Not all rc airplane controls include ailerons, in fact the majority of 3 channel radio control trainers use rudder instead. But where fitted, ailerons control the roll of the airplane about its longitudinal axis (imagine a straight line running through the centre of the fuselage, from nose to tail).


Ailerons work in pairs and are found on the trailing (rear) edge of the wing, and they work opposite to each other i.e. when one aileron moves up, the other one moves down and vice versa.

Using ailerons changes the airplanes roll

Ailerons work by changing the amount of lift generation over the wing. As an aileron moves upwards so it disrupts the smooth airflow over the wing surface and so lift is reduced slightly on that wing. Over on the other wing the aileron moves downwards and increases lift slightly.

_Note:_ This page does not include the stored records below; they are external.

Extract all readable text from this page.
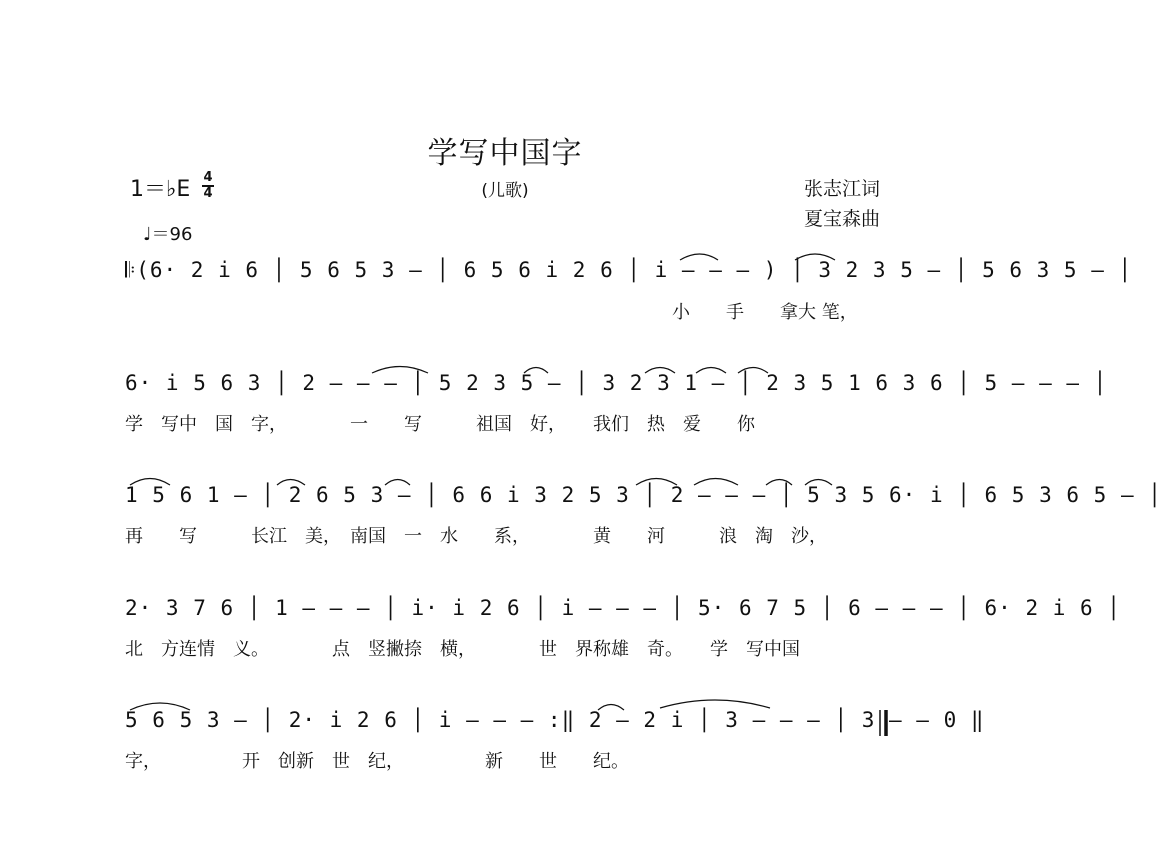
学写中国字
(儿歌)	张志江词
夏宝森曲
1＝♭E 4
4
♩＝96
𝄆(6· 2 i 6 │ 5 6 5 3 — │ 6 5 6 i 2 6 │ i — — — ) │ 3 2 3 5 — │ 5 6 3 5 — │
小　　手　　拿大 笔，
6· i 5 6 3 │ 2 — — — │ 5 2 3 5 — │ 3 2 3 1 — │ 2 3 5 1 6 3 6 │ 5 — — — │
学　写中　国　字，　　　　一　　写　　　祖国　好，　　我们　热　爱　　你
1 5 6 1 — │ 2 6 5 3 — │ 6 6 i 3 2 5 3 │ 2 — — — │ 5 3 5 6· i │ 6 5 3 6 5 — │
再　　写　　　长江　美，　南国　一　水　　系，　　　　黄　　河　　　浪　淘　沙，
2· 3 7 6 │ 1 — — — │ i· i 2 6 │ i — — — │ 5· 6 7 5 │ 6 — — — │ 6· 2 i 6 │
北　方连情　义。　　　　点　竖撇捺　横，　　　　世　界称雄　奇。　　学　写中国
5 6 5 3 — │ 2· i 2 6 │ i — — — :‖ 2 — 2 i │ 3 — — — │ 3 — — 0 ‖
字，　　　　　开　创新　世　纪，　　　　　新　　世　　纪。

As a result, the airplane tilts and hence rolls towards the side that's experiencing less lift.


When up elevator is applied at the same time as ailerons, the airplane is pulled round in to a banked turn; the ailerons cause the plane to roll and the up elevator causes the nose to pitch round in that direction.
Ailerons are used in all aerobatic maneuvers that involve a rolling motion.

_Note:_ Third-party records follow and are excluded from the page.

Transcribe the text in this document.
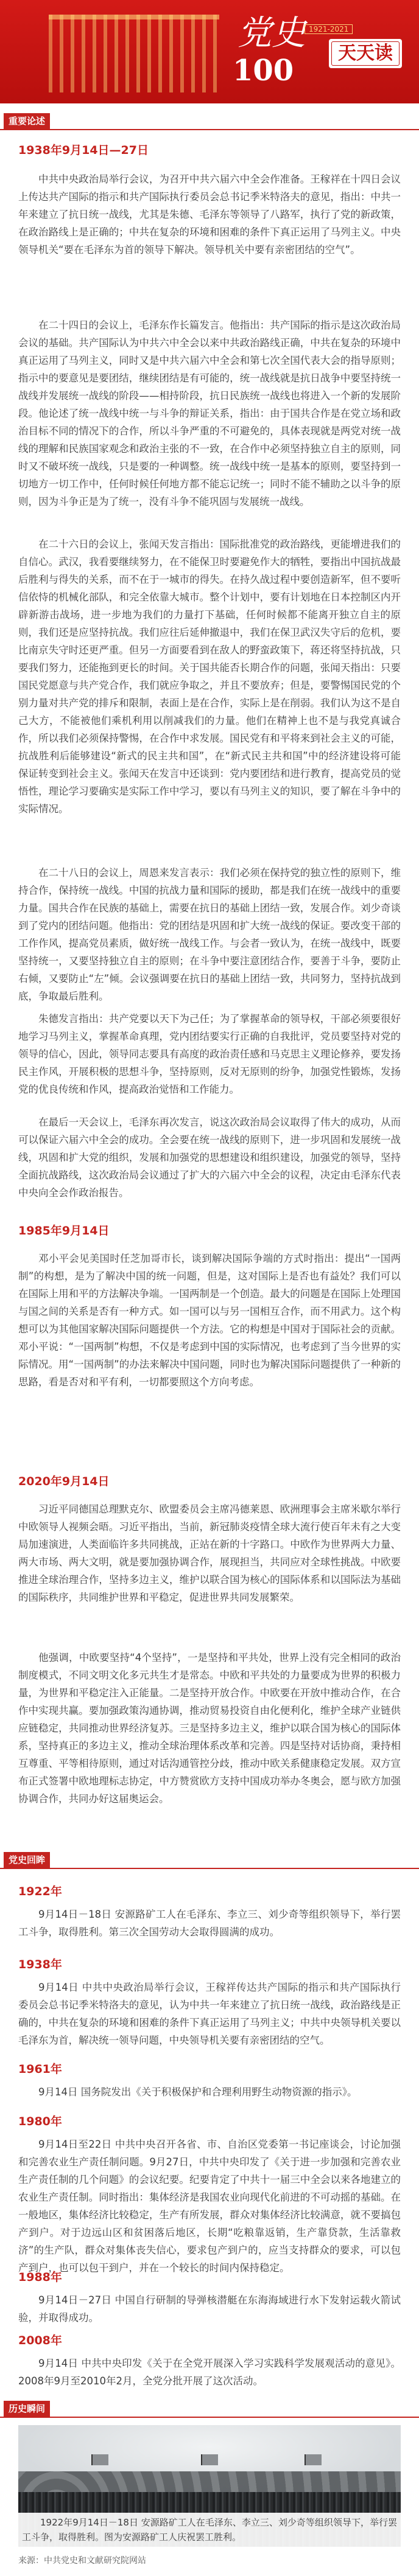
党史
100
1921-2021
天天读
重要论述
1938年9月14日—27日
中共中央政治局举行会议，为召开中共六届六中全会作准备。王稼祥在十四日会议上传达共产国际的指示和共产国际执行委员会总书记季米特洛夫的意见，指出：中共一年来建立了抗日统一战线，尤其是朱德、毛泽东等领导了八路军，执行了党的新政策，在政治路线上是正确的；中共在复杂的环境和困难的条件下真正运用了马列主义。中央领导机关“要在毛泽东为首的领导下解决。领导机关中要有亲密团结的空气”。
在二十四日的会议上，毛泽东作长篇发言。他指出：共产国际的指示是这次政治局会议的基础。共产国际认为中共六中全会以来中共政治路线正确，中共在复杂的环境中真正运用了马列主义，同时又是中共六届六中全会和第七次全国代表大会的指导原则；指示中的要意见是要团结，继续团结是有可能的，统一战线就是抗日战争中要坚持统一战线并发展统一战线的阶段——相持阶段，抗日民族统一战线也将进入一个新的发展阶段。他论述了统一战线中统一与斗争的辩证关系，指出：由于国共合作是在党立场和政治目标不同的情况下的合作，所以斗争严重的不可避免的，具体表现就是两党对统一战线的理解和民族国家观念和政治主张的不一致，在合作中必须坚持独立自主的原则，同时又不破坏统一战线，只是要的一种调整。统一战线中统一是基本的原则，要坚持到一切地方一切工作中，任何时候任何地方都不能忘记统一；同时不能不辅助之以斗争的原则，因为斗争正是为了统一，没有斗争不能巩固与发展统一战线。
在二十六日的会议上，张闻天发言指出：国际批准党的政治路线，更能增进我们的自信心。武汉，我看要继续努力，在不能保卫时要避免作大的牺牲，要指出中国抗战最后胜利与得失的关系，而不在于一城市的得失。在持久战过程中要创造新军，但不要听信依恃的机械化部队，和完全依靠大城市。整个计划中，要有计划地在日本控制区内开辟新游击战场，进一步地为我们的力量打下基础，任何时候都不能离开独立自主的原则，我们还是应坚持抗战。我们应往后延伸撤退中，我们在保卫武汉失守后的危机，要比南京失守时还更严重。但另一方面要看到在敌人的野蛮政策下，蒋还将坚持抗战，只要我们努力，还能拖到更长的时间。关于国共能否长期合作的问题，张闻天指出：只要国民党愿意与共产党合作，我们就应争取之，并且不要放弃；但是，要警惕国民党的个别力量对共产党的排斥和限制，表面上是在合作，实际上是在削弱。我们认为这不是自己大方，不能被他们乘机利用以削减我们的力量。他们在精神上也不是与我党真诚合作，所以我们必须保持警惕，在合作中求发展。国民党有和平将来到社会主义的可能，抗战胜利后能够建设“新式的民主共和国”，在“新式民主共和国”中的经济建设将可能保证转变到社会主义。张闻天在发言中还谈到：党内要团结和进行教育，提高党员的觉悟性，理论学习要确实是实际工作中学习，要以有马列主义的知识，要了解在斗争中的实际情况。
在二十八日的会议上，周恩来发言表示：我们必须在保持党的独立性的原则下，维持合作，保持统一战线。中国的抗战力量和国际的援助，都是我们在统一战线中的重要力量。国共合作在民族的基础上，需要在抗日的基础上团结一致，发展合作。刘少奇谈到了党内的团结问题。他指出：党的团结是巩固和扩大统一战线的保证。要改变干部的工作作风，提高党员素质，做好统一战线工作。与会者一致认为，在统一战线中，既要坚持统一，又要坚持独立自主的原则；在斗争中要注意团结合作，要善于斗争，要防止右倾，又要防止“左”倾。会议强调要在抗日的基础上团结一致，共同努力，坚持抗战到底，争取最后胜利。
朱德发言指出：共产党要以天下为己任；为了掌握革命的领导权，干部必须要很好地学习马列主义，掌握革命真理，党内团结要实行正确的自我批评，党员要坚持对党的领导的信心，因此，领导同志要具有高度的政治责任感和马克思主义理论修养，要发扬民主作风，开展积极的思想斗争，坚持原则，反对无原则的纷争，加强党性锻炼，发扬党的优良传统和作风，提高政治觉悟和工作能力。
在最后一天会议上，毛泽东再次发言，说这次政治局会议取得了伟大的成功，从而可以保证六届六中全会的成功。全会要在统一战线的原则下，进一步巩固和发展统一战线，巩固和扩大党的组织，发展和加强党的思想建设和组织建设，加强党的领导，坚持全面抗战路线，这次政治局会议通过了扩大的六届六中全会的议程，决定由毛泽东代表中央向全会作政治报告。
1985年9月14日
邓小平会见美国时任芝加哥市长，谈到解决国际争端的方式时指出：提出“一国两制”的构想，是为了解决中国的统一问题，但是，这对国际上是否也有益处？我们可以在国际上用和平的方法解决争端。一国两制是一个创造。最大的问题是在国际上处理国与国之间的关系是否有一种方式。如一国可以与另一国相互合作，而不用武力。这个构想可以为其他国家解决国际问题提供一个方法。它的构想是中国对于国际社会的贡献。邓小平说：“一国两制”构想，不仅是考虑到中国的实际情况，也考虑到了当今世界的实际情况。用“一国两制”的办法来解决中国问题，同时也为解决国际问题提供了一种新的思路，看是否对和平有利，一切都要照这个方向考虑。
2020年9月14日
习近平同德国总理默克尔、欧盟委员会主席冯德莱恩、欧洲理事会主席米歇尔举行中欧领导人视频会晤。习近平指出，当前，新冠肺炎疫情全球大流行使百年未有之大变局加速演进，人类面临许多共同挑战，正站在新的十字路口。中欧作为世界两大力量、两大市场、两大文明，就是要加强协调合作，展现担当，共同应对全球性挑战。中欧要推进全球治理合作，坚持多边主义，维护以联合国为核心的国际体系和以国际法为基础的国际秩序，共同维护世界和平稳定，促进世界共同发展繁荣。
他强调，中欧要坚持“4个坚持”，一是坚持和平共处，世界上没有完全相同的政治制度模式，不同文明文化多元共生才是常态。中欧和平共处的力量要成为世界的积极力量，为世界和平稳定注入正能量。二是坚持开放合作。中欧要在开放中推动合作，在合作中实现共赢。要加强政策沟通协调，推动贸易投资自由化便利化，维护全球产业链供应链稳定，共同推动世界经济复苏。三是坚持多边主义，维护以联合国为核心的国际体系，坚持真正的多边主义，推动全球治理体系改革和完善。四是坚持对话协商，秉持相互尊重、平等相待原则，通过对话沟通管控分歧，推动中欧关系健康稳定发展。双方宣布正式签署中欧地理标志协定，中方赞赏欧方支持中国成功举办冬奥会，愿与欧方加强协调合作，共同办好这届奥运会。
党史回眸
1922年
9月14日－18日 安源路矿工人在毛泽东、李立三、刘少奇等组织领导下，举行罢工斗争，取得胜利。第三次全国劳动大会取得圆满的成功。
1938年
9月14日 中共中央政治局举行会议，王稼祥传达共产国际的指示和共产国际执行委员会总书记季米特洛夫的意见，认为中共一年来建立了抗日统一战线，政治路线是正确的，中共在复杂的环境和困难的条件下真正运用了马列主义；中共中央领导机关要以毛泽东为首，解决统一领导问题，中央领导机关要有亲密团结的空气。
1961年
9月14日 国务院发出《关于积极保护和合理利用野生动物资源的指示》。
1980年
9月14日至22日 中共中央召开各省、市、自治区党委第一书记座谈会，讨论加强和完善农业生产责任制问题。9月27日，中共中央印发了《关于进一步加强和完善农业生产责任制的几个问题》的会议纪要。纪要肯定了中共十一届三中全会以来各地建立的农业生产责任制。同时指出：集体经济是我国农业向现代化前进的不可动摇的基础。在一般地区，集体经济比较稳定，生产有所发展，群众对集体经济比较满意，就不要搞包产到户。对于边远山区和贫困落后地区，长期“吃粮靠返销，生产靠贷款，生活靠救济”的生产队，群众对集体丧失信心，要求包产到户的，应当支持群众的要求，可以包产到户，也可以包干到户，并在一个较长的时间内保持稳定。
1988年
9月14日－27日 中国自行研制的导弹核潜艇在东海海域进行水下发射运载火箭试验，并取得成功。
2008年
9月14日 中共中央印发《关于在全党开展深入学习实践科学发展观活动的意见》。2008年9月至2010年2月，全党分批开展了这次活动。
历史瞬间
1922年9月14日－18日 安源路矿工人在毛泽东、李立三、刘少奇等组织领导下，举行罢工斗争，取得胜利。图为安源路矿工人庆祝罢工胜利。
来源：中共党史和文献研究院网站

The rudder is the hinged section of the fin, or vertical stabiliser, at the rear of the airplane.
It's used for directional control by changing the yaw of the airplane and works in the correct sense i.e. moving the rudder to the left causes the airplane to turn left and vice versa.

Using rudder causes the airplane to yaw

Applying rudder makes the nose of the airplane point to the left or right, but rudder alone does not make the airplane roll like ailerons do. It's actually the dihedral, or the upward 'V' angle of the wing when viewed from the front, that makes the plane roll when rudder is applied; a plane with very little or no dihedral will have a much flatter turn when rudder is applied. This is all to do with a natural force called Dihedral Effect.
Planes with ailerons require less dihedral than planes that rely solely on a rudder for turning, as the ailerons make the plane roll.


Rudder is also very important on the ground, it's the one control that will keep your rc airplane tracking straight during a take off run or landing roll, if your plane isn't fitted with a steerable nose or tail wheel.